I’m under the impression that you really can’t complain about a movie you haven’t seen. But here’s the thing: I really really don’t want to watch Transformers: Age of Extinction because it looks really really bad. Really. I watched one Transformers movie, haven’t I suffered enough? What more can my country ask of me?
There are subtle indicators
There is a scene, an actual scene written by someone who got paid to write it, and then filmed by people who go home every night and tell their families that they’re filmmakers, where a guy pulls out a card to prove that he cannot legally be a statutory rapist.
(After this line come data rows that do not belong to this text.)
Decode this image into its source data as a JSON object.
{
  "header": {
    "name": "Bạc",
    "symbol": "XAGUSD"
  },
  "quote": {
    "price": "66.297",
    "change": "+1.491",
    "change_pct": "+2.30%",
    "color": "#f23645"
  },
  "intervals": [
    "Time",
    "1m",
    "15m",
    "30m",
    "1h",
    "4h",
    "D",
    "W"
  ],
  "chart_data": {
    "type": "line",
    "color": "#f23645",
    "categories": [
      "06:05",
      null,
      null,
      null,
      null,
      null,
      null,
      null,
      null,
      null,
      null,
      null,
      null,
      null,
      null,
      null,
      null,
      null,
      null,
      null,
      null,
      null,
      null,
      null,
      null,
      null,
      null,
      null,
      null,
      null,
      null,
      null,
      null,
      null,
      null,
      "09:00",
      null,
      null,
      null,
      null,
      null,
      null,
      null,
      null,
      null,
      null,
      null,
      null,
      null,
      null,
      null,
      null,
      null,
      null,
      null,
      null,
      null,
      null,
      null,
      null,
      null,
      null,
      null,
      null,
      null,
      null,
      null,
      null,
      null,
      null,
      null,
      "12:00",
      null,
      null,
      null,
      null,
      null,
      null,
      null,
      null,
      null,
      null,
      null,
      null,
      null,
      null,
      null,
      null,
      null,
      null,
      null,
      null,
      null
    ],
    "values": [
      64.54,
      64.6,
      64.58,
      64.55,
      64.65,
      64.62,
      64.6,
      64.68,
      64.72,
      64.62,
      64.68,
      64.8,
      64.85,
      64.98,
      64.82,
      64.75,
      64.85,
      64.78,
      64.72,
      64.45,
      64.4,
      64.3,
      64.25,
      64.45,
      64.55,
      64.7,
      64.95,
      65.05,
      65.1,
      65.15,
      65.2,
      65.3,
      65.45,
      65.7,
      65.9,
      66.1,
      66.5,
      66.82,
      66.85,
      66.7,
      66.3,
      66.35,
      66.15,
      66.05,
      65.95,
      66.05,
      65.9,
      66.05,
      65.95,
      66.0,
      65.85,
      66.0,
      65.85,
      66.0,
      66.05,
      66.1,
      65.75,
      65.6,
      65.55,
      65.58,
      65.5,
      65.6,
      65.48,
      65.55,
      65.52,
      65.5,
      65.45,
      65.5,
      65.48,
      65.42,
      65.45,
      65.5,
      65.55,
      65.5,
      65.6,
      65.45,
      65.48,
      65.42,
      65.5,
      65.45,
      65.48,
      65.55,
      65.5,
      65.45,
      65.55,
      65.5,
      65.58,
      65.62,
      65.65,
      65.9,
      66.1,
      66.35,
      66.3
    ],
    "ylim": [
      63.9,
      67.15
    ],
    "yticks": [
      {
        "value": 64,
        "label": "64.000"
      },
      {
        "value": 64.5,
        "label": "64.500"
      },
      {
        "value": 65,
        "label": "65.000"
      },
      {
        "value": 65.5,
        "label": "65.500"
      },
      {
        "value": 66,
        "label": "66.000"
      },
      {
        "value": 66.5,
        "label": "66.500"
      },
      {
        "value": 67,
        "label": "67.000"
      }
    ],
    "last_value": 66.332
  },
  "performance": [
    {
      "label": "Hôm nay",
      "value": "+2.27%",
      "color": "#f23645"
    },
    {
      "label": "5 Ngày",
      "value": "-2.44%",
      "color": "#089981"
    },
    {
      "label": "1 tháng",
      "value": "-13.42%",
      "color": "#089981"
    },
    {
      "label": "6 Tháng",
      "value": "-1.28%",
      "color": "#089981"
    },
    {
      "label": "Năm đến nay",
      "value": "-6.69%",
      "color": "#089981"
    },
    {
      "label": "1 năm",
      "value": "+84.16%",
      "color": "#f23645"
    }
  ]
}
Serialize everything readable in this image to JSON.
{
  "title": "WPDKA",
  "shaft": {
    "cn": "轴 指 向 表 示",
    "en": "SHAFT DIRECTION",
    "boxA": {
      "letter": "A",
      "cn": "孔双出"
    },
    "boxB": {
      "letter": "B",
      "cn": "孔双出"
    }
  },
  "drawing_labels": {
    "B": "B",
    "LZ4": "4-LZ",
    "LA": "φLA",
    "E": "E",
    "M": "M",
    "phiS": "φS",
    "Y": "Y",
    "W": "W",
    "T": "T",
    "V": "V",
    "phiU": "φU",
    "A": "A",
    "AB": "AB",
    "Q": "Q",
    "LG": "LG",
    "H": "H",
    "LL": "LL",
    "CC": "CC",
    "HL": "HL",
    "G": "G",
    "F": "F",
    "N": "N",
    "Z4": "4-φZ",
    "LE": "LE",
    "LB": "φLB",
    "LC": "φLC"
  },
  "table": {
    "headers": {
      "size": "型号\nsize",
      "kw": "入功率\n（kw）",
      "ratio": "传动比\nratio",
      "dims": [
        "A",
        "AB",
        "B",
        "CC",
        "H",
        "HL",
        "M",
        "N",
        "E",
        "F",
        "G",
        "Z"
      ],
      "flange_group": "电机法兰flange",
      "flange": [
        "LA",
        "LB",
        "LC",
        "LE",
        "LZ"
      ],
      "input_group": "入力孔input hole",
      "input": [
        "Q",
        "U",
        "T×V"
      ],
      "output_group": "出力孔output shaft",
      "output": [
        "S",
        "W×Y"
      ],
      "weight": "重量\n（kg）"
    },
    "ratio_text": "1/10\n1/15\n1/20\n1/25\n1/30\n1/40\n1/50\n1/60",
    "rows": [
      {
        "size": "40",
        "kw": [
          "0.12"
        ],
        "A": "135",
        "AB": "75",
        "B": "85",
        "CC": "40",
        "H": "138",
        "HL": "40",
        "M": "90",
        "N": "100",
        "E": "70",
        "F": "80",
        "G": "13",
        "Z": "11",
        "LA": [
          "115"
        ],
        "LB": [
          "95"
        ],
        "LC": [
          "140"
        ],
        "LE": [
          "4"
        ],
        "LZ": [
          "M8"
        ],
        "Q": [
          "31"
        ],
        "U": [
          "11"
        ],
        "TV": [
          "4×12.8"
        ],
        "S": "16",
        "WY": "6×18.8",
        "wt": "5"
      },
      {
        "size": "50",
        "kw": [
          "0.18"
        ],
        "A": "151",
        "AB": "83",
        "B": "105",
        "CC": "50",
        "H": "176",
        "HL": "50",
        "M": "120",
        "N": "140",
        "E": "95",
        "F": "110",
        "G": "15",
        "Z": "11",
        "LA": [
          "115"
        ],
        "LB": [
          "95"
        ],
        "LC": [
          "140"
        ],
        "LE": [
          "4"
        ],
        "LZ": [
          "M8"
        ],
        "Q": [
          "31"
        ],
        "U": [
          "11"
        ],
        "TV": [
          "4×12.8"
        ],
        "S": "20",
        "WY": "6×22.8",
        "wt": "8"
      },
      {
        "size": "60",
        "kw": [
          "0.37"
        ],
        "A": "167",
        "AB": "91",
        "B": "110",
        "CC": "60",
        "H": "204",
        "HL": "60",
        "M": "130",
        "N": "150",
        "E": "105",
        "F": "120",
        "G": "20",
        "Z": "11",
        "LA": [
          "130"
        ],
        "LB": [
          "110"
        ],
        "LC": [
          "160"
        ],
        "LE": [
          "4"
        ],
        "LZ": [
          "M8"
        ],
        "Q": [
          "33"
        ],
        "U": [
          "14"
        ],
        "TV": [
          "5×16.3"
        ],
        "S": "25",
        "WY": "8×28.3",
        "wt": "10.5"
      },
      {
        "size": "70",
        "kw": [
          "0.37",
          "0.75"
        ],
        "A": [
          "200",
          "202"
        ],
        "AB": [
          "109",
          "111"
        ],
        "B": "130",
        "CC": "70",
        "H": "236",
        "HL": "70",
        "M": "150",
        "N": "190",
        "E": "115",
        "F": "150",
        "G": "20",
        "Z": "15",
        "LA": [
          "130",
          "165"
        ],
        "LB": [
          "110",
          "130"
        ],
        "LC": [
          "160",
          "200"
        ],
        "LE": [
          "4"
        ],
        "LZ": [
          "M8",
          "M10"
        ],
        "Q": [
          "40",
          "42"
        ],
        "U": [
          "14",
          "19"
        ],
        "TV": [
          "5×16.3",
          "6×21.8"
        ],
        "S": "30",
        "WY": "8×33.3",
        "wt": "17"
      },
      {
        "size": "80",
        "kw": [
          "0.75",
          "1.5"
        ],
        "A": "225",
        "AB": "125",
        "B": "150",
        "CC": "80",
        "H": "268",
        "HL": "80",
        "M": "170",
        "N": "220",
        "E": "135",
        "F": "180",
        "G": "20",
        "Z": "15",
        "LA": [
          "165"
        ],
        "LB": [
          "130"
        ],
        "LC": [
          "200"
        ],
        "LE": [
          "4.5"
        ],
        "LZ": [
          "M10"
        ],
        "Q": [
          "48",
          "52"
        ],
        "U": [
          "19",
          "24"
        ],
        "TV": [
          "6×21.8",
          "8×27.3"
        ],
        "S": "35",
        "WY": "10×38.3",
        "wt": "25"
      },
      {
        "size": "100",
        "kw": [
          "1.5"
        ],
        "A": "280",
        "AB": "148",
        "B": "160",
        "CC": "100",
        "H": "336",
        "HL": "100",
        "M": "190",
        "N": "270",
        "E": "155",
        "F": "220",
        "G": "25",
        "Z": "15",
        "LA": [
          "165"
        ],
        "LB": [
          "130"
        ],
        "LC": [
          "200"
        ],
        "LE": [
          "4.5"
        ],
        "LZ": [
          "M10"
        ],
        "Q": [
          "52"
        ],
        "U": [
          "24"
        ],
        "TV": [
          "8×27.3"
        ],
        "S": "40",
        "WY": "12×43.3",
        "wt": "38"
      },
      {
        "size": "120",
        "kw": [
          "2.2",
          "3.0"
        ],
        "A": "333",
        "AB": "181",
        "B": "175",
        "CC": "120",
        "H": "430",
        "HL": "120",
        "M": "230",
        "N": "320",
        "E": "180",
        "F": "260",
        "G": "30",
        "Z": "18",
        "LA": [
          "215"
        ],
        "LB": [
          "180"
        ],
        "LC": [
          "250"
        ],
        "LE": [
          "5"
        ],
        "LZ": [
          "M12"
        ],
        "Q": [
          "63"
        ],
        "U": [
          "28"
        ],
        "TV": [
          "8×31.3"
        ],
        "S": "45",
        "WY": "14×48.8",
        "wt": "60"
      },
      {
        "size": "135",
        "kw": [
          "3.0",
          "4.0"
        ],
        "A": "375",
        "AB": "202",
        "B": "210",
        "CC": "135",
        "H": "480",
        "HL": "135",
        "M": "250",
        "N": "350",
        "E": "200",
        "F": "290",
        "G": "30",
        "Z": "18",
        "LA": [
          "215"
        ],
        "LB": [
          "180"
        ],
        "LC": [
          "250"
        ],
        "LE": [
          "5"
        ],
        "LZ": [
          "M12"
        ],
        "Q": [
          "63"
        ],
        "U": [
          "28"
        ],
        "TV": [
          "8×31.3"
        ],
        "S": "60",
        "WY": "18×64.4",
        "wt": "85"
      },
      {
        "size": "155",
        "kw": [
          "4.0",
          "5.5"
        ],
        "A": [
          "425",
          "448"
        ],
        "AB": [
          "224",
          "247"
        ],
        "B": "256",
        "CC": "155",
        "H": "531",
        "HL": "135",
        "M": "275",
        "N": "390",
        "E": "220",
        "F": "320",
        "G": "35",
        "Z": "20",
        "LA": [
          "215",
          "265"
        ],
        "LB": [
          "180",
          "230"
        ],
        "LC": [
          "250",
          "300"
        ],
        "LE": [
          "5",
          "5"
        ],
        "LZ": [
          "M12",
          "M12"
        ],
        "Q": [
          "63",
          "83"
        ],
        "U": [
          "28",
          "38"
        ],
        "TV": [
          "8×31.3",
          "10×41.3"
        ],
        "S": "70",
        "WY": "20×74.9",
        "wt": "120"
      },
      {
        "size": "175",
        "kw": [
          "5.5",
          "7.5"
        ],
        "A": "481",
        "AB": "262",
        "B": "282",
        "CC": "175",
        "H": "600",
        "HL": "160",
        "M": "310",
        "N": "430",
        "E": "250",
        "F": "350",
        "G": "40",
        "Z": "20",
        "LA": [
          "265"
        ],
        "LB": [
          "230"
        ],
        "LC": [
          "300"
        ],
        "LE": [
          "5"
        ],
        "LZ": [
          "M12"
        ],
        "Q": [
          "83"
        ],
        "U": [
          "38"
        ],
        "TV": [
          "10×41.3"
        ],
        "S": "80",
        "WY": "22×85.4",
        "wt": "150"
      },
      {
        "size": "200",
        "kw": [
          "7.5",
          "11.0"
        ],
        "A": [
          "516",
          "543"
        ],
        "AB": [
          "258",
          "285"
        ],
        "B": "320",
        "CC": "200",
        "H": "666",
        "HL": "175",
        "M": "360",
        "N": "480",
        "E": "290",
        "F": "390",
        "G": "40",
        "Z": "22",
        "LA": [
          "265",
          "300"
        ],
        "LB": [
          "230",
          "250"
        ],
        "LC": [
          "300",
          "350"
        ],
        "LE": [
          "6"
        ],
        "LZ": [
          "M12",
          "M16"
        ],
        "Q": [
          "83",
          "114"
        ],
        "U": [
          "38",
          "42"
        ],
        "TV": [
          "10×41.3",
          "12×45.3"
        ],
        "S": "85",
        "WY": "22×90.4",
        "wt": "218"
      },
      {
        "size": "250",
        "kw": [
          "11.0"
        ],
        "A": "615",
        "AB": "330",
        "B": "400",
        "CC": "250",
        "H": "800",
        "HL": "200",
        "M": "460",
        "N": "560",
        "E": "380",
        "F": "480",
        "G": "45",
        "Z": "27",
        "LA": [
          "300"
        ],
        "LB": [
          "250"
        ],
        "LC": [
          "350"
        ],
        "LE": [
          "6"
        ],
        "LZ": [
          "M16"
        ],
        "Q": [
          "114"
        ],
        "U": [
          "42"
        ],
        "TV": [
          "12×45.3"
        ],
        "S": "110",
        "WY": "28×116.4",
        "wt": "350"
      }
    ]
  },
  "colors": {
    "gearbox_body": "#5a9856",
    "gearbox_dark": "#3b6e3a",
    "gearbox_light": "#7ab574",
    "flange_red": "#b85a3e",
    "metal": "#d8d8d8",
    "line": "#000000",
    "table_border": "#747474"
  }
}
I mean it’s really hard to think that I’ve taken that scene out of context. Because the context, I might point out, is that giant alien robots are fighting in Texas.
Yes, I doubt I’m missing some vital piece of information.
Michael Bay and I go way back. When I was young, and a chump (I liked Frank Miller if you need to understand how much of a chump I was) I liked Michael Bay.
I watched The Rock and Bad Boys 2 and Armageddon and you know what, looking back there is some really messed up stuff in those movies. At the very least, I remember some creepy Dad-Love in Armageddon but whatever. Michael Bay kind of sucks.
But what about…
Watch it to the end, it’s relevant.
But what about the millions of dollars that he makes every time he makes a terrible Transformers movie? Beats me.
Do you understand how hard you have to work to make me not want to watch a movie about alien robots fighting in Texas? Do you understand how this goes against everything in my nature? Do you know how dearly I wish I had a time machine so I could go back in time and buy an Optimus Prime doll? I can buy an Optimus Prime doll right now but I won’t, because I wanted one back then, Dad.
Anyway, on a mountain of skulls, in the castle of pain, Michael Bay sits on a throne of blood. That’s not really meant to mean anything, I just felt like referencing Ghostbusters 2.